Dès lors, la question de la réglementation de l'accès à Internet pour une certaine catégorie sociale se pose non pas en termes d'interdiction, il est impossible de bloquer l'Internet, mais par rapport aux contenus à surveiller et à ?'tolérer''. Dans les pays européens, il existe bien des campagnes de prévention avec de gros budgets contre les contenus dangereux ou malveillants véhiculés par certains sites, et donc il est grand temps pour les services concernés par la cybercriminalité de travailler sur des fenêtres potentiellement virales, mais qui ne présentent pas les indices d'une menace. D'autant que les capacités phénoménales qu'offre l'utilisation de la Toile font que les centaines de millions de personnes connectées dans le monde, y compris en Algérie, sont pratiquement pistées, localisées, avec une connaissance presque parfaite de leurs habitudes, leurs préférences, leurs agendas,...

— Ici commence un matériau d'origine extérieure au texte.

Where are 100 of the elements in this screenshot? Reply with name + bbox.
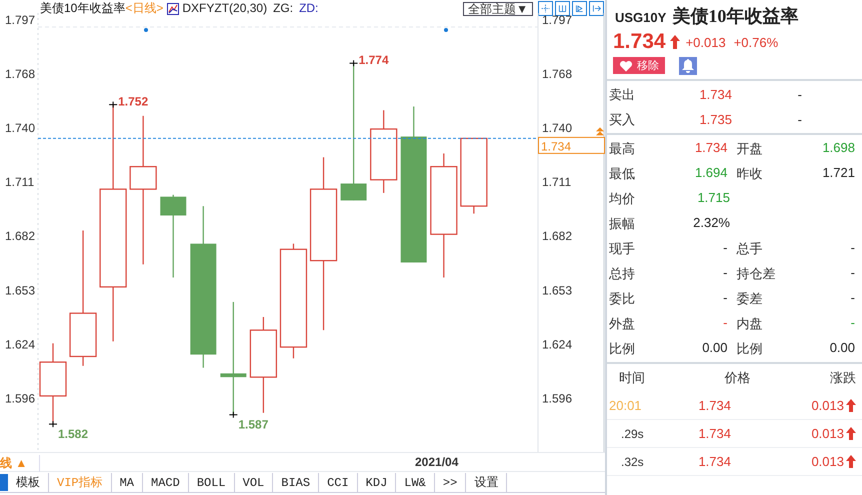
- price-change: +0.013: [686, 34, 726, 50]
- axis-label: 1.797: [542, 13, 572, 27]
- extreme-marker: [228, 411, 238, 418]
- field-label: 开盘: [736, 140, 764, 158]
- field-label: 持仓差: [736, 264, 776, 282]
- change-cell: 0.013: [811, 454, 844, 469]
- toolbar-button[interactable]: [589, 1, 604, 16]
- toolbar-button[interactable]: [572, 1, 587, 16]
- last-price: 1.734: [613, 30, 666, 54]
- volume-value: -: [796, 87, 802, 102]
- axis-label: 1.653: [542, 283, 572, 298]
- field-value: 0.00: [828, 340, 855, 356]
- field-label: 均价: [608, 190, 636, 208]
- field-label: 委差: [736, 290, 764, 308]
- field-label: 昨收: [736, 164, 764, 182]
- field-value: -: [850, 264, 855, 282]
- date-label: 2021/04: [415, 455, 458, 469]
- extreme-marker: [48, 420, 58, 428]
- chart-icon: [167, 2, 180, 14]
- axis-label: 1.768: [542, 67, 572, 82]
- axis-label: 1.740: [542, 121, 572, 136]
- extreme-marker: [349, 60, 358, 67]
- theme-dropdown[interactable]: 全部主题▼: [463, 2, 533, 16]
- tab-bar-marker: [0, 474, 8, 491]
- axis-label: 1.768: [5, 67, 36, 82]
- field-value: -: [850, 314, 855, 332]
- field-label: 现手: [608, 240, 636, 258]
- axis-label: 1.596: [5, 391, 36, 406]
- toolbar-button[interactable]: [555, 1, 570, 16]
- play-icon: [574, 3, 585, 14]
- extreme-marker: [108, 101, 118, 108]
- field-label: 最低: [608, 164, 636, 182]
- time-cell-text: 20:01: [608, 398, 643, 413]
- field-value: 1.735: [698, 112, 732, 127]
- axis-label: 1.682: [542, 229, 572, 244]
- price-cell-text: 1.734: [697, 426, 731, 441]
- instrument-name: 美债10年收益率: [672, 5, 798, 28]
- field-value: -: [722, 290, 728, 306]
- field-value: 2.32%: [692, 214, 730, 232]
- indicator-label: DXFYZT(20,30): [182, 2, 268, 15]
- field-value: -: [850, 240, 855, 256]
- bars-icon: [557, 3, 568, 14]
- price-cell-text: 1.734: [697, 454, 731, 469]
- field-value: 1.734: [694, 140, 728, 156]
- zd-label: ZD:: [299, 2, 318, 15]
- remove-button[interactable]: 移除: [613, 57, 665, 74]
- arrow-right-icon: [591, 3, 602, 14]
- period-label: <日线>: [125, 2, 164, 15]
- toolbar-button[interactable]: [538, 1, 553, 16]
- field-label: 买入: [608, 110, 636, 128]
- field-label: 委比: [608, 290, 636, 308]
- change-cell: 0.013: [811, 398, 844, 413]
- field-label: 振幅: [608, 214, 636, 232]
- change-cell: 0.013: [811, 426, 844, 441]
- field-label: 比例: [608, 340, 636, 358]
- time-cell-text: .32s: [620, 454, 645, 468]
- field-label: 内盘: [736, 314, 764, 332]
- axis-label: 1.711: [5, 175, 34, 190]
- field-value: -: [722, 240, 728, 256]
- percent-change: +0.76%: [734, 34, 778, 50]
- price-cell-text: 1.734: [697, 398, 731, 413]
- axis-label: 1.711: [542, 175, 572, 190]
- extreme-label: 1.774: [358, 53, 389, 68]
- volume-value: -: [796, 112, 802, 127]
- axis-label: 1.740: [5, 121, 36, 136]
- axis-label: 1.682: [5, 229, 36, 244]
- axis-label: 1.653: [5, 283, 36, 298]
- axis-label: 1.797: [5, 13, 36, 27]
- axis-label: 1.624: [5, 337, 36, 352]
- extreme-label: 1.587: [238, 418, 268, 432]
- alert-button[interactable]: [679, 57, 697, 75]
- field-value: 1.734: [698, 87, 732, 102]
- axis-label: 1.596: [542, 391, 572, 406]
- column-header: 价格: [724, 369, 750, 387]
- caret-icon: [596, 127, 604, 136]
- extreme-label: 1.582: [58, 427, 88, 442]
- marker-dot: [444, 28, 448, 32]
- extreme-label: 1.752: [118, 94, 148, 109]
- field-label: 最高: [608, 140, 636, 158]
- column-header: 涨跌: [830, 369, 856, 387]
- field-value: 0.00: [701, 340, 728, 356]
- chart-title: 美债10年收益率: [40, 2, 126, 15]
- period-label: 线 ▲: [0, 455, 40, 472]
- field-value: 1.715: [696, 190, 730, 206]
- field-value: -: [850, 290, 855, 306]
- field-value: 1.694: [694, 164, 728, 182]
- field-label: 卖出: [608, 86, 636, 104]
- bell-icon: [681, 58, 695, 74]
- heart-icon: [619, 60, 633, 72]
- field-value: -: [722, 314, 728, 332]
- column-header: 时间: [619, 369, 645, 387]
- field-value: 1.698: [821, 140, 855, 156]
- time-cell-text: .29s: [620, 426, 645, 440]
- current-price-label: 1.734: [538, 136, 605, 154]
- axis-label: 1.624: [542, 337, 572, 352]
- symbol-label: USG10Y: [615, 10, 666, 25]
- field-label: 外盘: [608, 314, 636, 332]
- field-label: 总持: [608, 264, 636, 282]
- field-label: 比例: [736, 340, 764, 358]
- zg-label: ZG:: [273, 2, 294, 15]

Les « profilers » de l'Internet, qui travaillent pour les grandes marques publicitaires, ont en réalité réduit à un petit village la planète virtuelle et, dès lors, il y a autant d'avantages économiques et sociaux tirés que de dangers et de menaces. On peut réaliser une opération chirurgicale à distance, pister des animaux en danger ou sauver des personnes perdues dans le désert et faire progresser la science, comme on peut hacker une banque ou télécommander la mort lente d'enfants accros à des jeux qui rapportent des milliards de dollars à leurs concepteurs. Maintenant, il est clair que les dangers de l'Internet peuvent être débarrassés de leur aspect viral avec un meilleur contrôle, à commencer par celui parental, ensuite par la société et enfin par des outils tout autant virtuels dont disposent les services de sécurité. Après, il ne faut pas par contre focaliser sur des phénomènes sociaux extrêmement violents induits par un laisser-aller de la société et incriminer l'un des outils de développement humain les plus performants, les plus efficaces et plus rapides que la lumière depuis l'invention de la roue. Les «1 et les 0» peuvent même décider pour nous. A nous de savoir quoi en faire.